Si pria tidak menerima jawabannya begitu saja, “Kamu tidak enak badan ya? Sudahlah tidak usah menonton lagi, kita pulang saja.”

Vero He melepaskan tangannya dari tangan Taylor Shen. Ia menjawab sembari gigit-gigit bibir: “Aku sungguh tidak apa-apa. Ayo nonton saja.”

Semua cerita selanjutnya berkaitan dengan kebakaran vila. Semua orang dicurigai sebagai otak di balik insiden kebakaran, sementara aktor laki-laki utama jadi gila karena kehilangan kekasih. Ketika pelaku utama diselidiki lebih lanjut, semua orang merasa gelisah. Pemeran utama laki-laki sendiri dalam hati sudah menebak kira-kira siapa pelakunya.

Saat pemeran utama laki-laki hidup menyendiri, ia baru menemukan fakta bahwa pembakar vila adalah putranya sendiri. Ia marah besar dan mengusir anak itu keluar dari rumah biar hidup sendiri. Bertahun-tahun kemudian, si anak kembali untuk merebut semua kekayaan keluarga. Ia menghancurkan keluarganya sendiri menggunakan “senjata” berupa cintanya dengan seorang wanita sebatang kara.

Kejutan tiba-tiba muncul di tengah drama. Ketika para penonton mengira si pria benar-benar mencintai si wanita sebatang kara, ia ternyata sama sekali tidak mencintainya dan hanya menggunakannya sebagai alat belaka. Begitu tahu si wanita sudah menyelidiki tragedi kebakarannya, si pria merancang jebakan buatnya pada hari pernikahan mereka. Si wanita mati dalam sebuah insiden ledakan. Menjelang detik-detik kematiannya, wanita itu bersumpah akan mencari si pria buat balas dendam. Semua lampu panggung mati, lalu di tengah kegelapan terdengar suara dingin si wanita sebatang kara, “Aku kembali, masih ingat aku?”

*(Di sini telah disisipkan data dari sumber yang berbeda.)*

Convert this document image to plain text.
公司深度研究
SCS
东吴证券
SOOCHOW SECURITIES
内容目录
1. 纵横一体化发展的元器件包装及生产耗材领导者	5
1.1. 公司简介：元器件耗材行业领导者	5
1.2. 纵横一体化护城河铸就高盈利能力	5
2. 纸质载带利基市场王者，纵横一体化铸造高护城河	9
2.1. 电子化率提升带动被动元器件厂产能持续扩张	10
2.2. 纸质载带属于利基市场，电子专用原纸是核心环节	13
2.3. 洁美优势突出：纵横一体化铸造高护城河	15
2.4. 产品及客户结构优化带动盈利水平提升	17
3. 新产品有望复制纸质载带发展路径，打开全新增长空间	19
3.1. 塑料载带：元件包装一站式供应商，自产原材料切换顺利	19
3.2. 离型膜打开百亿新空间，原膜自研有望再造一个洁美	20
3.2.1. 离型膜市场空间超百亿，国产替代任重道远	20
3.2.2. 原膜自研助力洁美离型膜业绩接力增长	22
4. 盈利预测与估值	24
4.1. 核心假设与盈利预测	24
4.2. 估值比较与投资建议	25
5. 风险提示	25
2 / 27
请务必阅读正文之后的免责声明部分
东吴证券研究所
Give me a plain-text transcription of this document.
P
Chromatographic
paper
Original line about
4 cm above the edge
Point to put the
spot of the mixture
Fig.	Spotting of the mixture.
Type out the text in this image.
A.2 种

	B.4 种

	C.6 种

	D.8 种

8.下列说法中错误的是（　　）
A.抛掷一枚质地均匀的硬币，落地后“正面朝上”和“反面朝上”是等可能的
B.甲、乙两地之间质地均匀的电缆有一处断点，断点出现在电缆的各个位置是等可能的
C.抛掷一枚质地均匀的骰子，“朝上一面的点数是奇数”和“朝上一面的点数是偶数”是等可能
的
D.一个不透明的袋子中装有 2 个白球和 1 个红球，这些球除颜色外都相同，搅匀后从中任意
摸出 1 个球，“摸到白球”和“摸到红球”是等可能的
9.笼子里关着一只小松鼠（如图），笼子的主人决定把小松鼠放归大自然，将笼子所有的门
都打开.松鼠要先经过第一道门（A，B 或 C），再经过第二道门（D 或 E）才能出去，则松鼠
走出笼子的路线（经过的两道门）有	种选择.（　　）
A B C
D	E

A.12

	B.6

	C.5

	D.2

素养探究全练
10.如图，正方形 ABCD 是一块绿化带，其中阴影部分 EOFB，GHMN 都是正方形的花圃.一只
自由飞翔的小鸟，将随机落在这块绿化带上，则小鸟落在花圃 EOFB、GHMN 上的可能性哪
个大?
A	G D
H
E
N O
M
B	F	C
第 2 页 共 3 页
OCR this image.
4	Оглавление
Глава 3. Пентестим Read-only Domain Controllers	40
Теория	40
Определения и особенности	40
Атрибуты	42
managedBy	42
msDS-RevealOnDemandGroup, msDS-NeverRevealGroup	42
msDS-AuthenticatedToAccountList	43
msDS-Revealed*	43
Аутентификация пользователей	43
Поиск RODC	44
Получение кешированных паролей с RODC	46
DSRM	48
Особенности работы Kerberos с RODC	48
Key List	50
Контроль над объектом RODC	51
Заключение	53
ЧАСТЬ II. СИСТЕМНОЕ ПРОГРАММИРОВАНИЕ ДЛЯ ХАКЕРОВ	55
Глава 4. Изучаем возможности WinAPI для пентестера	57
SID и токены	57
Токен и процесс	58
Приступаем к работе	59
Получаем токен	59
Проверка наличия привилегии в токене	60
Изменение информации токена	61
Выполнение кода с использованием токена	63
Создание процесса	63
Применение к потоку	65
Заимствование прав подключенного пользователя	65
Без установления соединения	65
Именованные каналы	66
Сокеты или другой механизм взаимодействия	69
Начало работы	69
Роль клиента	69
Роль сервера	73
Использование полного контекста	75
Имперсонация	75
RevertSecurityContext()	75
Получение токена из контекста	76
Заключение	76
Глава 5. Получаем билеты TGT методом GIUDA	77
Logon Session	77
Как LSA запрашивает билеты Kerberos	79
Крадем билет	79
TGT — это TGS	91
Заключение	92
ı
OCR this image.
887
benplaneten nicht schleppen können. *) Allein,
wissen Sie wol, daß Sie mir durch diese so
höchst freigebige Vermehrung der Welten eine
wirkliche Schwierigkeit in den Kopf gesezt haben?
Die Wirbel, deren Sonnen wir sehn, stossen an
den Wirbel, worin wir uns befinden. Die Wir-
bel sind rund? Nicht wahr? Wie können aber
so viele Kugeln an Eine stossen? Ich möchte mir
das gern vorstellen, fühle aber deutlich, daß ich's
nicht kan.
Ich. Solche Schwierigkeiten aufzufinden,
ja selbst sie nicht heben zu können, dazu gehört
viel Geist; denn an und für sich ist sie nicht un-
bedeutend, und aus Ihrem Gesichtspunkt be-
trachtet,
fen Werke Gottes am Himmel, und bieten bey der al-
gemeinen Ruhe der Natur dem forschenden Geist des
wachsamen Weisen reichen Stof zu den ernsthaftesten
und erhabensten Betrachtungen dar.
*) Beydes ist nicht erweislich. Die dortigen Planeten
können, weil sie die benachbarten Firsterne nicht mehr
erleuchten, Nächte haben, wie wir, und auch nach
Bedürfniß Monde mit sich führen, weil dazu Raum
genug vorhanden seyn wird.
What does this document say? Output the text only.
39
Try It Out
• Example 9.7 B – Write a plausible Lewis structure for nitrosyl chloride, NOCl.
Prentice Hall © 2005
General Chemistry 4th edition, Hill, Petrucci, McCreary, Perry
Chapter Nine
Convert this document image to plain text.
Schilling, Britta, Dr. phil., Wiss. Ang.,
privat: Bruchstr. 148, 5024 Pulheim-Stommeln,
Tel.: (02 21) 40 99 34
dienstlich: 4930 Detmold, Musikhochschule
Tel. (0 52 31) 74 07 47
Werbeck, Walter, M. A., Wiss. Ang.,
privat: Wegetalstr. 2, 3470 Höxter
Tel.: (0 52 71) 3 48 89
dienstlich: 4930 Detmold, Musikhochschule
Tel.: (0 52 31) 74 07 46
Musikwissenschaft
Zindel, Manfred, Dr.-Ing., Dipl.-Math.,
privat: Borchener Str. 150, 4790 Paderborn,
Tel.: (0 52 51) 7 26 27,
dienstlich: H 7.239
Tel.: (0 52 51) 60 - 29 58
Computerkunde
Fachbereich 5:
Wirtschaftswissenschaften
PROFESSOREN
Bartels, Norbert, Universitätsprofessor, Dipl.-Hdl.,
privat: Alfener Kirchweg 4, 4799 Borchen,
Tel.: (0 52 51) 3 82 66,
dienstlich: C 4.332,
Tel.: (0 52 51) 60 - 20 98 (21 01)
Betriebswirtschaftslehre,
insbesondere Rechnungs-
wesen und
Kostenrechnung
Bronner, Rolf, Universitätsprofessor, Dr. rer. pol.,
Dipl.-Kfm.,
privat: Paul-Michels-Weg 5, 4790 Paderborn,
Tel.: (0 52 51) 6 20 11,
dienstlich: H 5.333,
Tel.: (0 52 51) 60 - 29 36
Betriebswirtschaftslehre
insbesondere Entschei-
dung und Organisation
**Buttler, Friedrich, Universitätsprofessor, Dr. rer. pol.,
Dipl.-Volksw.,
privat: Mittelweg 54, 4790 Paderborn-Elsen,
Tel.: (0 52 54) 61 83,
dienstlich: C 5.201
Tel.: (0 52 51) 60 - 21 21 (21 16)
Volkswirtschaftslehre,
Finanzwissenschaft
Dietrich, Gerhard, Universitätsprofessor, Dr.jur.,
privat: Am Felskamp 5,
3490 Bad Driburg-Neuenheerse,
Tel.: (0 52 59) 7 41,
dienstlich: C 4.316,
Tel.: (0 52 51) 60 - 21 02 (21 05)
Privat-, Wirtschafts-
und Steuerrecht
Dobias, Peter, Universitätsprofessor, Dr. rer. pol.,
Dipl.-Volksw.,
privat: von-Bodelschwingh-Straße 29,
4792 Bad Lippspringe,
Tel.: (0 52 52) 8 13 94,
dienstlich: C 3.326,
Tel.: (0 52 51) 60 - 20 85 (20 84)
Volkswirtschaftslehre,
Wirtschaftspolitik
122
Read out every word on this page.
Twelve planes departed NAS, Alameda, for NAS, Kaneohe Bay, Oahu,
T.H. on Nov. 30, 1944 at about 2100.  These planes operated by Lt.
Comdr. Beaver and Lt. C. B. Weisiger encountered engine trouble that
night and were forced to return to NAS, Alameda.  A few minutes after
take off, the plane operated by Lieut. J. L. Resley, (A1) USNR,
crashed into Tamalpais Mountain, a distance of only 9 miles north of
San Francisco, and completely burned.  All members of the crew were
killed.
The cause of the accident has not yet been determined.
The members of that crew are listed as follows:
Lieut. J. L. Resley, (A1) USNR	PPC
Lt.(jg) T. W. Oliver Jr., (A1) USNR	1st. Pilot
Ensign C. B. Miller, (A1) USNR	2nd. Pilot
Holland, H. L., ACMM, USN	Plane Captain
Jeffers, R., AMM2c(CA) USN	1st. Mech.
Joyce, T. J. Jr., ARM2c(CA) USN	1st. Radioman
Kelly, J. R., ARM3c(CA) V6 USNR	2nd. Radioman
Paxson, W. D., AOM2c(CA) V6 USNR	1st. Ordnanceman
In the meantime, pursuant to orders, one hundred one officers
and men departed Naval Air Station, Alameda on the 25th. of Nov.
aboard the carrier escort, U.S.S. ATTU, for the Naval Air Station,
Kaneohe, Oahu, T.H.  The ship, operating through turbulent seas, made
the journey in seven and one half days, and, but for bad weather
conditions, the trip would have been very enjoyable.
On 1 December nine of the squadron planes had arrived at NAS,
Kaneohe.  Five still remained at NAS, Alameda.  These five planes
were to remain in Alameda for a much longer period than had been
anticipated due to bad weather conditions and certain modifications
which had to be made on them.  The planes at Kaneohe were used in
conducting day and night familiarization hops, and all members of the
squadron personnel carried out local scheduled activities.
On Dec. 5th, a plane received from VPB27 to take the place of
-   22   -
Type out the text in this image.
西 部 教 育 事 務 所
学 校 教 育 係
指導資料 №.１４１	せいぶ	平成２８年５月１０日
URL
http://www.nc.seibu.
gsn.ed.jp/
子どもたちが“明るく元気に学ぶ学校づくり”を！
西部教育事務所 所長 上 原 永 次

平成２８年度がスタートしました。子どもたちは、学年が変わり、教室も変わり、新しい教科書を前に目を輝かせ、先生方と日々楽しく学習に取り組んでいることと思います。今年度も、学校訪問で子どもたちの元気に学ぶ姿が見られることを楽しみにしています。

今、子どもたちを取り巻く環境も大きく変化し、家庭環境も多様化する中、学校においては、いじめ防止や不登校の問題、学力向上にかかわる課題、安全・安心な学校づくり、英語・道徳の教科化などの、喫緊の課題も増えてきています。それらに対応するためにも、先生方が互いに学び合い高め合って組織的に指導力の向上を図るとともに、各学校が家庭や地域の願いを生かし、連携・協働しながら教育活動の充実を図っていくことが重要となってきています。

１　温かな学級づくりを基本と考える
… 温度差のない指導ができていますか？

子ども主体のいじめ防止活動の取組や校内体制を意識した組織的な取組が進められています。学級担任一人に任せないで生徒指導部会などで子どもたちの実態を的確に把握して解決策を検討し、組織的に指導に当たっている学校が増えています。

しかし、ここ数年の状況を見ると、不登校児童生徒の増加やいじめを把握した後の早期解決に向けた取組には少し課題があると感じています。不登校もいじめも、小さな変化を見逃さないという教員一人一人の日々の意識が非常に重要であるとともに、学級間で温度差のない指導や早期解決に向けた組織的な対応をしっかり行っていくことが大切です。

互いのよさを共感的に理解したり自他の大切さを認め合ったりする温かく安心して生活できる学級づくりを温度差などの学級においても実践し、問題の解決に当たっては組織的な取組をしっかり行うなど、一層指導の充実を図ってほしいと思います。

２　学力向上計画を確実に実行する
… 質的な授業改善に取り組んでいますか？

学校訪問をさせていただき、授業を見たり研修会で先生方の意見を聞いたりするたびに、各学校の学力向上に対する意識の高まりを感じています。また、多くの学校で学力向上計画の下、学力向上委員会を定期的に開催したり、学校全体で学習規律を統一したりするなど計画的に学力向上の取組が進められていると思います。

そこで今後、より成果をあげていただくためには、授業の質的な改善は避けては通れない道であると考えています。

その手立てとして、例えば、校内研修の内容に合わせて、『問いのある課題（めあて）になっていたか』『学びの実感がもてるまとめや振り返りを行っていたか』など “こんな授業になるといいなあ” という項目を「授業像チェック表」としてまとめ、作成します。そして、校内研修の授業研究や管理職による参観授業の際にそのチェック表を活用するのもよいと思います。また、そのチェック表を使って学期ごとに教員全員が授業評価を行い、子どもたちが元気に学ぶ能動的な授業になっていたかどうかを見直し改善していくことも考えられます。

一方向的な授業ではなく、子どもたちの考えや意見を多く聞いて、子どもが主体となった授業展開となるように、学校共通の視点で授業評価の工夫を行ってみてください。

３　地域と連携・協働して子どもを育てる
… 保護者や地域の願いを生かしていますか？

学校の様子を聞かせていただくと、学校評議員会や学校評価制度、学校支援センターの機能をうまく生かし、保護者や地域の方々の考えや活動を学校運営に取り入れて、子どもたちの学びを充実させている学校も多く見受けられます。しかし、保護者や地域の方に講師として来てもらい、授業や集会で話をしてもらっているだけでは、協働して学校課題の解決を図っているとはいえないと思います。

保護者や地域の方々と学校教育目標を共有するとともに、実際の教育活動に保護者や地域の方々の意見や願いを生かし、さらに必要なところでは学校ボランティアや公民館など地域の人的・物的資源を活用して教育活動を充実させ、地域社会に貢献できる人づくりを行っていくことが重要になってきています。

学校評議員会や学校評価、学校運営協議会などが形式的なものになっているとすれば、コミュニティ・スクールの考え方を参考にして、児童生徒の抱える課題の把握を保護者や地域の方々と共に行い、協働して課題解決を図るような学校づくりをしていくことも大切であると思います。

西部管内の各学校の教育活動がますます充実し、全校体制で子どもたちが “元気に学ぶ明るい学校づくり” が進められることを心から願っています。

Pada adegan penutup ini, tidak ada seorang pun sadar Vero He menghilang. Mata Taylor Shen terus terpaku ke panggung. Separuh akhir alur cerita berubah drastis dari naskah yang dia baca. Ia hanya pernah membaca soal insiden kebakaran, namun tidak pernah membaca soal insiden balas dendam begini. Dalam hatinya, ia merasa alur cerita opera berhubungan dengan dirinya. Ketika ia menoleh ke Vero He, ia baru menyadari wanita kesayangannya itu sudah tidak kelihatan.

Di bawah pantulan cahaya lampu panggung yang kembali dihidupkan, Taylor Shen bangkit berdiri dan berkata panik: “Tiffany Song hilang.”

James He, Erin, dan Stella Han relfeks ikut berdiri. Mereka mengamati kursi bekas Vero He yang kini kosong melompong. Penonton-penonton di sekitar mereka juga merasa sangat kaget. Barusan mereka sepenuhnya berkonsentrasi pada opera, tidak ada yang tahu kapan Vero He menghilang.

“Kok bisa tiba-tiba hilang? Ke toilet tidak?” James He melangkah menghampiri kursi bekas Vero He. Raut wajahnya sangat ketakutan.

Ada begitu banyak orang di sini, bagaimana bisa Vero He menghilang begitu saja?

“Dia tidak keluar dari sisiku. Kalau dia keluar, aku pasti bakal tahu dan bakal menemaninya,” tutur Taylor Shen. Pria itu memang duduk di kursi yang paling dekat pintu keluar.

Stella Han dan Erin saling bertatap-tatapan dengan gelisah. Si asisten lalu berinisiatif untuk menghubungi ponsel bosnya itu.

Pada momen ini, orang-orang sudah berjalan keluar rumah opera sembari mendiskusikan pertunjukkan yang baru ditonton. Banyak dari mereka beranggapan suara wanita pada adegan terakhir sangat menakutkan.

Suara itu melengking dan tajam, siapa pun yang mendengar pasti bakal bergidik.

Sewaktu Erin menelepon Vero He, James He mendengar suara panggilan yang sangat familiar. Ia menunduk mencari sumber suara dan menemukan sebuah ponsel di sebelah kaki Taylor Shen, lalu mengambil ponsel itu. Ketakutannya langsung mencapai titik puncak. Ponsel saja tidak dibawa, sebenarnya ke manakah perginya Vero He?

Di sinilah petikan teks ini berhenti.